BMJ 1998; 316 doi: https://doi.org/10.1136/bmj.316.7124.57 (Published 03 January 1998) Cite this as: BMJ 1998;316:57
  1. Margaret Brazier, professora
  1. a Faculty of Law, University of Manchester, Manchester M13 9PL

    “Must I let this patient to see her records?” is the question a lawyer would generally expect to be asked. Some doctors are wary of allowing patients unrestricted access to their records, but this paediatrician offered his former patient open access. He sought to ensure that she would understand what she read and that she had support in dealing with the potential distress caused by discovering a childhood trauma. Since the Access to Health Records Act 1990 applies only to notes compiled after November 1991, he was under no legal obligation; none the less, he chose to recognise his ethical obligation to share information with his former patient.

    What ensued was not, as the doctor feared, some possible trauma to his former patient caused by recall of her injury or the allegations of parental abuse. Instead he found himself torn between his obligation of confidentiality to her and his duty to protect other children from abuse. This dilemma was triggered not by what was disclosed in the records but by what the records caused the patient to disclose.

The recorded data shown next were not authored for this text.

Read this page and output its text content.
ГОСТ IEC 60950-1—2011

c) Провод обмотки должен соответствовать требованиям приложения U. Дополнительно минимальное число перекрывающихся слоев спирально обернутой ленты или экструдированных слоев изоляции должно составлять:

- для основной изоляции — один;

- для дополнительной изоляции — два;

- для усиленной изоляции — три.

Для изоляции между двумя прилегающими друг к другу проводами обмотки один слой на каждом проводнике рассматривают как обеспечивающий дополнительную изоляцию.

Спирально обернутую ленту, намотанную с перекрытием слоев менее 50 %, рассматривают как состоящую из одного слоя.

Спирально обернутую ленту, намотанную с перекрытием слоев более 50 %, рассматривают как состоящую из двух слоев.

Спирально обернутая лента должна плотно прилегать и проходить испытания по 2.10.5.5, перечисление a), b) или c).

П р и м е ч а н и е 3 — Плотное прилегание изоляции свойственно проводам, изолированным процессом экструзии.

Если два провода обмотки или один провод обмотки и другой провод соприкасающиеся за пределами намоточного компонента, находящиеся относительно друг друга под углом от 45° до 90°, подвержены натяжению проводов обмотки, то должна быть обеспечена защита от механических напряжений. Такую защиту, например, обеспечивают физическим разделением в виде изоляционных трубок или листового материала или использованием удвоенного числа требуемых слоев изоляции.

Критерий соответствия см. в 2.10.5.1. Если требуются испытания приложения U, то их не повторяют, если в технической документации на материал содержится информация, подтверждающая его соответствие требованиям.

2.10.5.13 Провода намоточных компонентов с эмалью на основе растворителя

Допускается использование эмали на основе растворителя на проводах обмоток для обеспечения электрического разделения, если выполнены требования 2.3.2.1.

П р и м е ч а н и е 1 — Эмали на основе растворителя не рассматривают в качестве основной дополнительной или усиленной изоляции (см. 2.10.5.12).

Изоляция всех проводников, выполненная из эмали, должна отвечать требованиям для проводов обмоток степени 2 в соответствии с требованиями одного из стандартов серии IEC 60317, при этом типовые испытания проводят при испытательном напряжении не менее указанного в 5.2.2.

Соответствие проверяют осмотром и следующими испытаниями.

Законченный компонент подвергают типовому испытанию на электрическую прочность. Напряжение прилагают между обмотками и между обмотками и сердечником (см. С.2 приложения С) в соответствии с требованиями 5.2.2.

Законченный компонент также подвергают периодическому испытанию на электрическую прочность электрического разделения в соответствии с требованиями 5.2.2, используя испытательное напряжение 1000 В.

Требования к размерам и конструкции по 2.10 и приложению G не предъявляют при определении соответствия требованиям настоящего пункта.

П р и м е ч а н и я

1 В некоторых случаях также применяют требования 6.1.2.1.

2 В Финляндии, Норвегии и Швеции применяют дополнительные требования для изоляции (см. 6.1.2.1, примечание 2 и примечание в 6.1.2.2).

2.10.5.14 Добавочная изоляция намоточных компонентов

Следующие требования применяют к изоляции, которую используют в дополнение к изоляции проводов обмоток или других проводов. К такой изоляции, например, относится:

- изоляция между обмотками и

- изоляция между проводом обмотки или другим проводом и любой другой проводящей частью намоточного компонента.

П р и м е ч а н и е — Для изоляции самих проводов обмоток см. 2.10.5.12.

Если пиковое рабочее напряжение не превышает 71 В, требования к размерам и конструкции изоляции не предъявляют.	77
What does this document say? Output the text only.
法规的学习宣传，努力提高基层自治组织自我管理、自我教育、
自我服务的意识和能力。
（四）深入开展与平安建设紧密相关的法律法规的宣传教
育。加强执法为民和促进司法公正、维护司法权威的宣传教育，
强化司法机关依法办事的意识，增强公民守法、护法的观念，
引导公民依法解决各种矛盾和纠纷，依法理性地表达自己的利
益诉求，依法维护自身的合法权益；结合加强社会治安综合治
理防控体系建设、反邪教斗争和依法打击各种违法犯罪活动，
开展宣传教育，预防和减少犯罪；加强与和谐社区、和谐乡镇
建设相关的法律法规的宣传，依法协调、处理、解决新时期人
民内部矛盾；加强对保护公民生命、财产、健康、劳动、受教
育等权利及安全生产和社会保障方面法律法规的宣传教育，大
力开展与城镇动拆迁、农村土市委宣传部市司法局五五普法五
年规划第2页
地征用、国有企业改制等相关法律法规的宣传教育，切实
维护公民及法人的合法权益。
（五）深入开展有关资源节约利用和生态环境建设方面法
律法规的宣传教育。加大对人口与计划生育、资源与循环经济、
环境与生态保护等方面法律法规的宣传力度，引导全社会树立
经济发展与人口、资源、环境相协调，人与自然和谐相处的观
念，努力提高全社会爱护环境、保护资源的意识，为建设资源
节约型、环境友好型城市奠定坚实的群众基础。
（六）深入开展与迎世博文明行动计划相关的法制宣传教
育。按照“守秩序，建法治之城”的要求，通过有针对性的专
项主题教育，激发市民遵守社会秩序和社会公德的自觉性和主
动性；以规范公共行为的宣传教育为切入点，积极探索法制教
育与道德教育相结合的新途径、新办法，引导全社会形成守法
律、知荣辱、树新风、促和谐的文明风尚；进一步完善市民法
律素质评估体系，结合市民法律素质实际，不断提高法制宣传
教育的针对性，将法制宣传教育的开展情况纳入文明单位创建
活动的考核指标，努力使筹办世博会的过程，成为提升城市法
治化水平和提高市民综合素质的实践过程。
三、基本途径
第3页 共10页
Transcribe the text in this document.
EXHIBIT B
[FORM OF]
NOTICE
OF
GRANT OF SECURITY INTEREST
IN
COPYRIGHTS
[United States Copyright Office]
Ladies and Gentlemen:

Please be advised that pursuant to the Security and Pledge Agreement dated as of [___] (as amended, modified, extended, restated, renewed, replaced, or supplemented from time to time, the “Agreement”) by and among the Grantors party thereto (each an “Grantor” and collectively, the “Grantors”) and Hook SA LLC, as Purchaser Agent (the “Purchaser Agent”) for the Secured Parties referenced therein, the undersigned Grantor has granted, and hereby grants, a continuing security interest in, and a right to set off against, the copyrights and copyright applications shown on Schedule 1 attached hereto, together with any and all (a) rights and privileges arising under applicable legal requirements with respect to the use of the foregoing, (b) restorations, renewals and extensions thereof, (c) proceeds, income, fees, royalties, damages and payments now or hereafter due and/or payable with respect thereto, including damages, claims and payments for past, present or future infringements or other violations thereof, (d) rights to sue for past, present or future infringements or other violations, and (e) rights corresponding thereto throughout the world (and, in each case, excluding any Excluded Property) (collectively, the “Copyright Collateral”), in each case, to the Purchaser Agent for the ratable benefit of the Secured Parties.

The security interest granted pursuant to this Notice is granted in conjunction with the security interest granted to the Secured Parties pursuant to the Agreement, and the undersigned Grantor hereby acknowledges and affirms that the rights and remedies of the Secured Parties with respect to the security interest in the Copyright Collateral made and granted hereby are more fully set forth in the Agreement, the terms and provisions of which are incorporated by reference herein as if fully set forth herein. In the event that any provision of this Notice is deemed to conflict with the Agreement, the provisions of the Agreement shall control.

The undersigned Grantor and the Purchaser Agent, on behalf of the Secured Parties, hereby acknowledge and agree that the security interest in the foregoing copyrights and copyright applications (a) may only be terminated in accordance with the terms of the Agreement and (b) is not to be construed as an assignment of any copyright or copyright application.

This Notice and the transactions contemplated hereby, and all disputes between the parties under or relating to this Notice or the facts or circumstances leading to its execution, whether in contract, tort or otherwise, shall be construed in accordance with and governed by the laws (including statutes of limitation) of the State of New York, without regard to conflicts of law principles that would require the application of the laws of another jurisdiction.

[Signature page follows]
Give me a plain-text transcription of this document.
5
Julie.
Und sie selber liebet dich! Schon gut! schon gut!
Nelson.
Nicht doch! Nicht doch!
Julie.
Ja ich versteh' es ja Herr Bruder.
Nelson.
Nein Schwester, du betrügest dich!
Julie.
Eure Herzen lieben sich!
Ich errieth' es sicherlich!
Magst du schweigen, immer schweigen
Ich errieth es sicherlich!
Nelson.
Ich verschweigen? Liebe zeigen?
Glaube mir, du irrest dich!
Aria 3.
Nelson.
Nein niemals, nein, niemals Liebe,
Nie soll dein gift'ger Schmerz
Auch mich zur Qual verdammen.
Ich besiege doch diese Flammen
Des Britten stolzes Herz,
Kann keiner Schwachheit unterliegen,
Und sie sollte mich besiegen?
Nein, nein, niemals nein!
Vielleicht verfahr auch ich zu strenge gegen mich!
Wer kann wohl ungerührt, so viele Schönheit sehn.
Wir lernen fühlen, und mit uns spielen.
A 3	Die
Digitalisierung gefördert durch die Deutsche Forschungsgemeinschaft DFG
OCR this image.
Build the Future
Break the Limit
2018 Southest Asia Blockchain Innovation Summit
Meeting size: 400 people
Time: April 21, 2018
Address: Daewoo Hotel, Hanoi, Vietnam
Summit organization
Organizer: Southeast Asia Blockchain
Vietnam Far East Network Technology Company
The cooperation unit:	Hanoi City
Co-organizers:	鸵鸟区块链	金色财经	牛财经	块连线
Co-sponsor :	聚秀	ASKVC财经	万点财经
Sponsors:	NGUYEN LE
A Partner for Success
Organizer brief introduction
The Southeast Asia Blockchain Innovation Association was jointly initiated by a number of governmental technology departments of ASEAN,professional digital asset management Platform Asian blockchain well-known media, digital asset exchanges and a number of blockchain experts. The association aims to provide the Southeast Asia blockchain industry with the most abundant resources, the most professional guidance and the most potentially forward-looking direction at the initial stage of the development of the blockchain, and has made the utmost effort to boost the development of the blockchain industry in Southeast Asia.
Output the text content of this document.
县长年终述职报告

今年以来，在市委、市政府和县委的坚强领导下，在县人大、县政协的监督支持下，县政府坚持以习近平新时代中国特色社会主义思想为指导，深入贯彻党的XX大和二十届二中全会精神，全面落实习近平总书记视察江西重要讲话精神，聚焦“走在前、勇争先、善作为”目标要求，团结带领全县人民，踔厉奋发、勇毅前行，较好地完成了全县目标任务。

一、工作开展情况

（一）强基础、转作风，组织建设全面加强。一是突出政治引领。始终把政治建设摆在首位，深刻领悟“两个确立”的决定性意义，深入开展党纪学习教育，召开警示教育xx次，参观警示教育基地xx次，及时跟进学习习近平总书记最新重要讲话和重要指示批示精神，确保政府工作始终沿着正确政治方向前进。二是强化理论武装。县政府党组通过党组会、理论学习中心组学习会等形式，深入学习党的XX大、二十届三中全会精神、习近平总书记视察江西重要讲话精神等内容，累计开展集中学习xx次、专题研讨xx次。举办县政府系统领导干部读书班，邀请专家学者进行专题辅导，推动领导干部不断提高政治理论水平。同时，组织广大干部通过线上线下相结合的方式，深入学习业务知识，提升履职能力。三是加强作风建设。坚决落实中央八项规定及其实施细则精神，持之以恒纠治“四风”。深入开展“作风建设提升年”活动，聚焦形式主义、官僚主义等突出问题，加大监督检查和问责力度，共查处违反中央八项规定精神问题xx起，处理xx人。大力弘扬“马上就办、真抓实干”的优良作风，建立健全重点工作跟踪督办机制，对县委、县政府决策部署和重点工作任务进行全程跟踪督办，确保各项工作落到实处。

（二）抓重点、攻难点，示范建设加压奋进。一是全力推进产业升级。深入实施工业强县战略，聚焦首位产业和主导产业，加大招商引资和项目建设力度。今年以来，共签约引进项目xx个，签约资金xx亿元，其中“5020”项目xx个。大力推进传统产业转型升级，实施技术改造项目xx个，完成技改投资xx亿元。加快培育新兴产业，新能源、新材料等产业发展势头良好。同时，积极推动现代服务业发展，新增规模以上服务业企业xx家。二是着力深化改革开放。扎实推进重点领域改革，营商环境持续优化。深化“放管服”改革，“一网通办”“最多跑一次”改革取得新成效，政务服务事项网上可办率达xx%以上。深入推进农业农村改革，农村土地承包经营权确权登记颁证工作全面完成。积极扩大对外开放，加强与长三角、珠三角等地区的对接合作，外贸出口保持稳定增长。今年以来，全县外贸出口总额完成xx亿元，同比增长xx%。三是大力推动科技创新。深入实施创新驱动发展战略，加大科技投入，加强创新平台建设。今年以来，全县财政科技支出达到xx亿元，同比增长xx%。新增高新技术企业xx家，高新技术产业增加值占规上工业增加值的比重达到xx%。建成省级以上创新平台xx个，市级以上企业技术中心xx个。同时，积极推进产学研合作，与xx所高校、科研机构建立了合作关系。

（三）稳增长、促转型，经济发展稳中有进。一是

    The paediatrician does owe a duty of confidentiality with regard to this woman's disturbing disclosures. She may no longer be his patient, but a duty of confidentiality arises whenever one person gives information to another in circumstances where it is clear that that information is proffered on the understanding that confidence will be assured. The doctor-patient relationship is just one example of a much wider category of confidential relationships protected by law, a category wide enough to embrace confidences between friends.1

    None the less, in English law the obligation of confidence is not absolute. The law recognises a public interest in medical confidentiality, as well as the patient's private interest in protecting her secrets. But the wider public interest in preventing harm to others and preventing crime can exceptionally outweigh both the private and public interest of confidentiality. The courts are rightly wary of claims to justify breach of confidence.2 There must be a real and serious risk of some other person or persons suffering harm if the confidence is not broken. Breaking confidence must be shown to be the only effective means of avoiding or minimising that harm. Where a mentally disordered patient was judged to continue to pose a threat to life if released from high security accommodation, the courts held that a breach of confidence was justifiable.3 The patient's claim to privacy was of a lesser order than the life and health of others.

    This case, however, is one of extraordinary difficulty. The paediatrician has to balance not just his former patient's privacy against the welfare of other children whom her abuser may abuse, but her health and welfare as well. There is clearly a risk that the woman's physical and emotional health will be seriously damaged if she is forced to re-live the miseries of her past. Set against that risk to her, is the fear that the abuser is continuing to subject children, including his own child, to physical and sexual abuse accompanied by vicious intimidation.

    Ideally, the doctor should try to find a way to ensure children at risk from this man are assessed without disclosing the details of his former patient's story or identity. If that is not possible, this is a tragic example of a case where the interests of an individual patient should be subordinated to the interests of others.